Addis Ababa December 17/2019 The African Development Bank (AfDB) urged the continent’s nations to stay the course on climate action, after a marathon session of talks at the 25th Conference of Parties to the United Nations Framework Convention on Climate Change (COP25) in Madrid.
Africans were reminded of the all-too-real consequences if these talks fail to deliver results.
Thousands of East Africans have been displaced in the wake of heavy rains that have battered the region since October, and more wet weather is expected due to an Indian Ocean Dipole attributed to the warming of the ocean.
Such extreme weather events should galvanize Africans; their governments are spending 2 percent of GDP on climate related disasters, Director for Climate Change and Green Growth at African Development Bank, Anthony Nyong said.
He encouraged the global community to remain steadfast in finding effective solutions to climate change.
“The global community, and in particular Africa has a lot to offer in terms of solutions; what is evidently lacking is the global political will to turn potential into wealth to serve humanity and the planet,” Nyong said.
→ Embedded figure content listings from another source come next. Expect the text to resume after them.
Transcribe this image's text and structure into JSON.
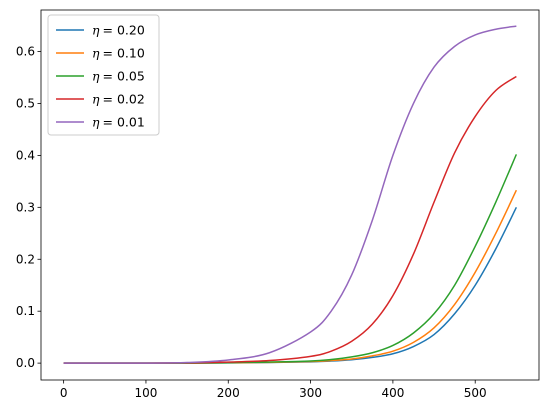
{
  "chart_data": {
    "type": "line",
    "title": "",
    "xlabel": "",
    "ylabel": "",
    "xlim": [
      -27.5,
      577.5
    ],
    "ylim": [
      -0.0325,
      0.68
    ],
    "xticks": [
      "0",
      "100",
      "200",
      "300",
      "400",
      "500"
    ],
    "xtick_values": [
      0,
      100,
      200,
      300,
      400,
      500
    ],
    "yticks": [
      "0.0",
      "0.1",
      "0.2",
      "0.3",
      "0.4",
      "0.5",
      "0.6"
    ],
    "ytick_values": [
      0,
      0.1,
      0.2,
      0.3,
      0.4,
      0.5,
      0.6
    ],
    "grid": false,
    "legend_position": "top-left",
    "x": [
      0,
      50,
      100,
      150,
      200,
      250,
      300,
      325,
      350,
      375,
      400,
      425,
      450,
      475,
      500,
      525,
      550
    ],
    "series": [
      {
        "name": "η = 0.20",
        "legend_symbol": "η",
        "legend_value": "= 0.20",
        "color": "#1f77b4",
        "values": [
          0.0,
          0.0,
          0.0,
          0.0,
          0.0005,
          0.0012,
          0.0025,
          0.004,
          0.0065,
          0.011,
          0.018,
          0.032,
          0.055,
          0.095,
          0.15,
          0.22,
          0.3
        ]
      },
      {
        "name": "η = 0.10",
        "legend_symbol": "η",
        "legend_value": "= 0.10",
        "color": "#ff7f0e",
        "values": [
          0.0,
          0.0,
          0.0,
          0.0,
          0.0006,
          0.0014,
          0.003,
          0.005,
          0.008,
          0.014,
          0.023,
          0.04,
          0.068,
          0.113,
          0.175,
          0.25,
          0.333
        ]
      },
      {
        "name": "η = 0.05",
        "legend_symbol": "η",
        "legend_value": "= 0.05",
        "color": "#2ca02c",
        "values": [
          0.0,
          0.0,
          0.0,
          0.0,
          0.0008,
          0.002,
          0.004,
          0.007,
          0.012,
          0.02,
          0.034,
          0.058,
          0.095,
          0.15,
          0.225,
          0.31,
          0.402
        ]
      },
      {
        "name": "η = 0.02",
        "legend_symbol": "η",
        "legend_value": "= 0.02",
        "color": "#d62728",
        "values": [
          0.0,
          0.0,
          0.0,
          0.0005,
          0.002,
          0.005,
          0.013,
          0.023,
          0.042,
          0.075,
          0.13,
          0.21,
          0.31,
          0.405,
          0.475,
          0.525,
          0.552
        ]
      },
      {
        "name": "η = 0.01",
        "legend_symbol": "η",
        "legend_value": "= 0.01",
        "color": "#9467bd",
        "values": [
          0.0,
          0.0,
          0.0,
          0.0012,
          0.006,
          0.02,
          0.06,
          0.1,
          0.17,
          0.275,
          0.4,
          0.5,
          0.57,
          0.61,
          0.632,
          0.643,
          0.649
        ]
      }
    ]
  }
}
At the conference, African delegates pushed for support for climate finance to build resilience against the impact of climate change and for special consideration for Africa around targets contained in the treaties under discussion.
The discussions at COP 25 centered around the landmark 2015 Paris Agreement, which calls on countries to cut carbon emissions to ensure that global temperatures do not rise by more than 2°C by the end of this century, while attempting to contain it within 1.5°C.
The conference ended with a declaration on the “urgent need” to close the gap between existing emissions pledges and the temperature goals of the Paris agreement.
Nyong pointed out that Africa is committed, 51 of the 54 African countries have already ratified their Nationally Determined Contributions (NDCs) under the Paris Agreement signed at the landmark COP21 in Paris.
Support for the Bank-funded Desert to Power project highlighted Africa’s determination to strive for a climate-friendly world, especially for its local populations, said Nyong.
Desert to Power is a 20 billion USD initiative to deploy solar energy solutions across the entire Sahel region, generating 10,000 MW to provide 250 million people with clean electricity.
“The African Development Bank stands ready as ever to assist its regional member countries to build resilience against climate change, as indicated by the Bank’s decision to join the Alliance for Hydromet Development, announced at COP 25.
The Alliance will assist developing countries to build resilience against the impact of natural disasters caused by extreme weather,” Nyong said.
“We look forward to engaging further with regional member countries and other parties to ensure that the continent’s development agenda remains on track,” Nyong added.
Leaders and institutions from 196 nations plus the European Union, who have signed up to the United Nations Framework Convention on Climate Change, attended the conference in Madrid.
Record UN climate talks in Madrid have ended last Sunday in a compromise deal on cutting greenhouse gas emissions which left many disappointed.
UN Secretary General, Antonio Guterres, said after the conference that “I am disappointed with the results of COP25. The international community lost an important opportunity to show increased ambition on mitigation, adaptation and finance to tackle the climate crisis.”